Summary: we had hundreds of discussions with engineering leaders over the past few months, and everyone's trying to understand where they are in the AI journey.

we collected all.

  • What happened: we had hundreds of discussions with engineering leaders over the past few months, and everyone's trying to understand where they are in the AI journey.

    we.

  • Why it matters: we had hundreds of discussions with engineering leaders over the past few months, and everyone's trying to understand where they are in the AI journey.

    we.

  • What to do: Track for corroboration and benchmark data before adopting.
Deep

Context

we had hundreds of discussions with engineering leaders over the past few months, and everyone's trying to understand where they are in the AI journey.

we collected all this data into a benchmark and built a free grader to let you know where you stan...

What's new

we had hundreds of discussions with engineering leaders over the past few months, and everyone's trying to understand where they are in the AI journey.

we collected all this data into a benchmark and built a free grader to let you know where you stan...

Key details

  • we had hundreds of discussions with engineering leaders over the past few months, and everyone's trying to understand where they are in the AI journey.

    we.

Results & evidence

  • No hard numbers surfaced in the source text; treat claims as directional until benchmarks appear.

Limitations / unknowns

  • Generalization outside curated tasks is still unclear.

Next-step validation checks

  • Reproduce one claim with a public baseline and fixed evaluation settings.
  • Check robustness on out-of-distribution or long-context cases.
  • Track whether independent teams report matching results.

Show HN: I RL-trained an agent that trains models with RL (for –$1.3k)

Signal 8.4 Novelty 5.1 Impact 2.7 Confidence 7.5 Actionability 3.5

Summary: Show HN: I RL-trained an agent that trains models with RL (for –$1.3k)

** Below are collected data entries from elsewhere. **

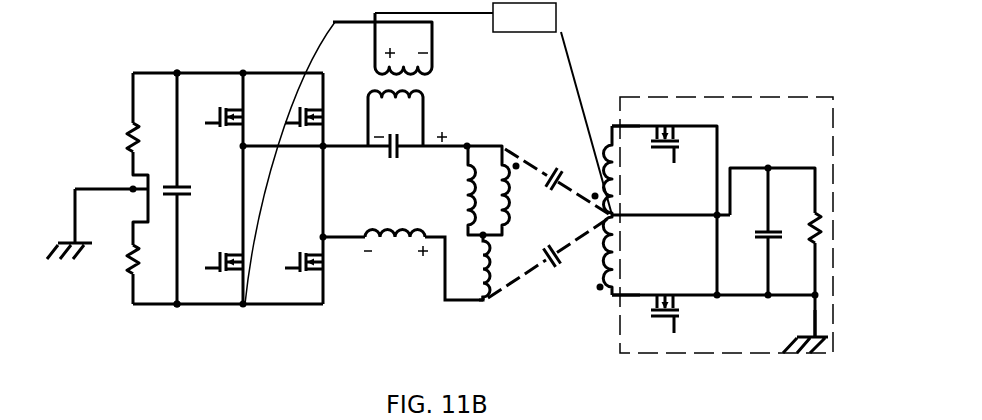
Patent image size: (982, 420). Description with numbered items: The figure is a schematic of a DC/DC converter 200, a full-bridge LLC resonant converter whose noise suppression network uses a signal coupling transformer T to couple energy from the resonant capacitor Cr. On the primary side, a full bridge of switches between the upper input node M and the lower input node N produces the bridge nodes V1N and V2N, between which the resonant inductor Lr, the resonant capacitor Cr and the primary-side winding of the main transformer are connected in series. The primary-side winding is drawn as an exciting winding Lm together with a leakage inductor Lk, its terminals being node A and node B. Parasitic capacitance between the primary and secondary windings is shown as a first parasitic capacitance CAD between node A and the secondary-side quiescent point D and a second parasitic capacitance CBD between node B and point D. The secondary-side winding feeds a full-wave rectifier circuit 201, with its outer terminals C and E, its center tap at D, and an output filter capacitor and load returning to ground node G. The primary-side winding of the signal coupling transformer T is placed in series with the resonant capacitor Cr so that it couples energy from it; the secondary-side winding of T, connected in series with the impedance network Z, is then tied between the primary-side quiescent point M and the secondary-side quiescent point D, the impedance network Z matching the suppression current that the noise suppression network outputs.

The DC/DC converter 200 is at (97, 35).
The rectifier circuit 201 is at (724, 90).
The signal coupling transformer T is at (349, 158).
The resonant capacitor Cr is at (410, 133).
The resonant inductor Lr is at (396, 248).
The exciting winding Lm is at (472, 192).
The leakage inductor Lk is at (471, 267).
The impedance network Z is at (493, 109).
The first parasitic capacitance CAD is at (558, 177).
The second parasitic capacitance CBD is at (550, 261).
The first bridge node V1N is at (327, 147).
The second bridge node V2N is at (375, 262).
The primary-side quiescent point M is at (175, 59).
The negative input node N is at (174, 318).
The node A is at (466, 134).
The node B is at (481, 313).
The node C is at (627, 147).
The secondary-side quiescent point D is at (671, 204).
The node E is at (628, 280).
The ground node G is at (788, 323).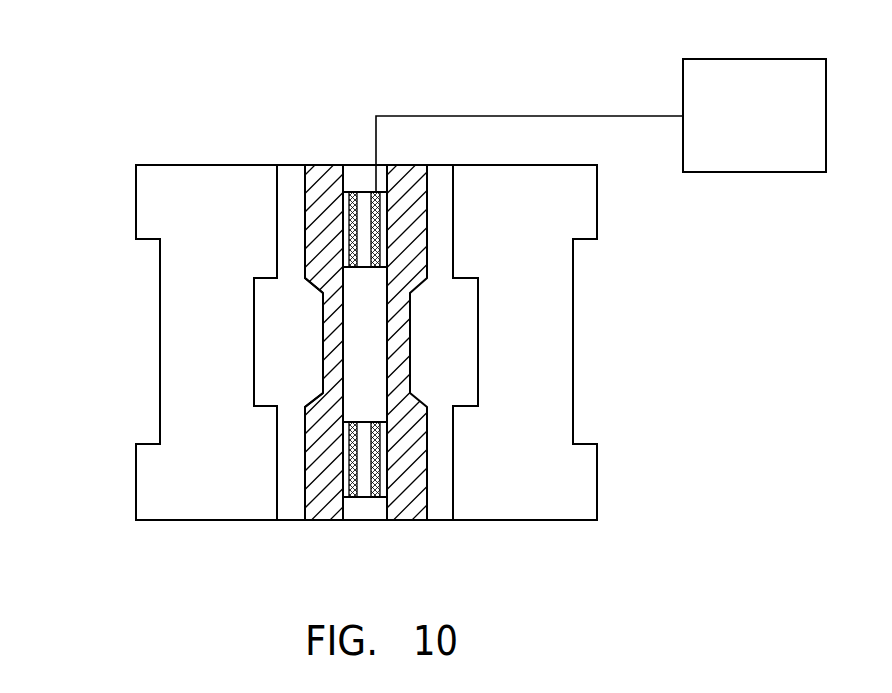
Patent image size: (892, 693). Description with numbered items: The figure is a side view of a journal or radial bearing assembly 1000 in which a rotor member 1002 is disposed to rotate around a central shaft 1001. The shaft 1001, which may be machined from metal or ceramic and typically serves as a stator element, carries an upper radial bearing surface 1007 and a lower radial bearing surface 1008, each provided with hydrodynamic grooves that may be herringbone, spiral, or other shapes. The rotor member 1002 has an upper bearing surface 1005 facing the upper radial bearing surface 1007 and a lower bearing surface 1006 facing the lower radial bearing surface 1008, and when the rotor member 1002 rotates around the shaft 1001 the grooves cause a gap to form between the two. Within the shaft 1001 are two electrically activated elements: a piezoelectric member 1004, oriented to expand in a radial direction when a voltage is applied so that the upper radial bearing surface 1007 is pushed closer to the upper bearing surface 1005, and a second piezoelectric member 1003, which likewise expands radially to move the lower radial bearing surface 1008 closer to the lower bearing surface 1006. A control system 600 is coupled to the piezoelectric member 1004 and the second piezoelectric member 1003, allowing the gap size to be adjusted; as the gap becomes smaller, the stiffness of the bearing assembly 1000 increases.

The journal or radial bearing assembly 1000 is at (98, 97).
The shaft 1001 is at (321, 503).
The rotor member 1002 is at (562, 268).
The second piezoelectric member 1003 is at (370, 485).
The piezoelectric member 1004 is at (362, 210).
The upper bearing surface 1005 is at (279, 197).
The lower bearing surface 1006 is at (288, 445).
The upper radial bearing surface 1007 is at (303, 243).
The lower radial bearing surface 1008 is at (310, 485).
The control system 600 is at (755, 58).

  • What happened: Show HN: I RL-trained an agent that trains models with RL (for –$1.3k)
  • Why it matters: Could materially affect near-term AI workflows.
  • What to do: Track for corroboration and benchmark data before adopting.
Deep

Context

Show HN: I RL-trained an agent that trains models with RL (for –$1.3k)

What's new

Show HN: I RL-trained an agent that trains models with RL (for –$1.3k)

Key details

  • Show HN: I RL-trained an agent that trains models with RL (for –$1.3k)

Results & evidence

  • No hard numbers surfaced in the source text; treat claims as directional until benchmarks appear.

Limitations / unknowns

  • Generalization outside curated tasks is still unclear.

Next-step validation checks

  • Reproduce one claim with a public baseline and fixed evaluation settings.
  • Check robustness on out-of-distribution or long-context cases.
  • Track whether independent teams report matching results.

Mensfeld/code-on-incus: Give each AI agent its own isolated machine

Signal 8.4 Novelty 5.1 Impact 2.4 Confidence 7.5 Actionability 3.5

Summary: Mensfeld/code-on-incus: Give each AI agent its own isolated machine

  • What happened: Mensfeld/code-on-incus: Give each AI agent its own isolated machine
  • Why it matters: Could materially affect near-term AI workflows.
  • What to do: Track for corroboration and benchmark data before adopting.
Deep

Context

Mensfeld/code-on-incus: Give each AI agent its own isolated machine

What's new

Mensfeld/code-on-incus: Give each AI agent its own isolated machine

Key details

  • Mensfeld/code-on-incus: Give each AI agent its own isolated machine

Results & evidence

  • No hard numbers surfaced in the source text; treat claims as directional until benchmarks appear.

Limitations / unknowns

  • Generalization outside curated tasks is still unclear.

Next-step validation checks

  • Reproduce one claim with a public baseline and fixed evaluation settings.
  • Check robustness on out-of-distribution or long-context cases.
  • Track whether independent teams report matching results.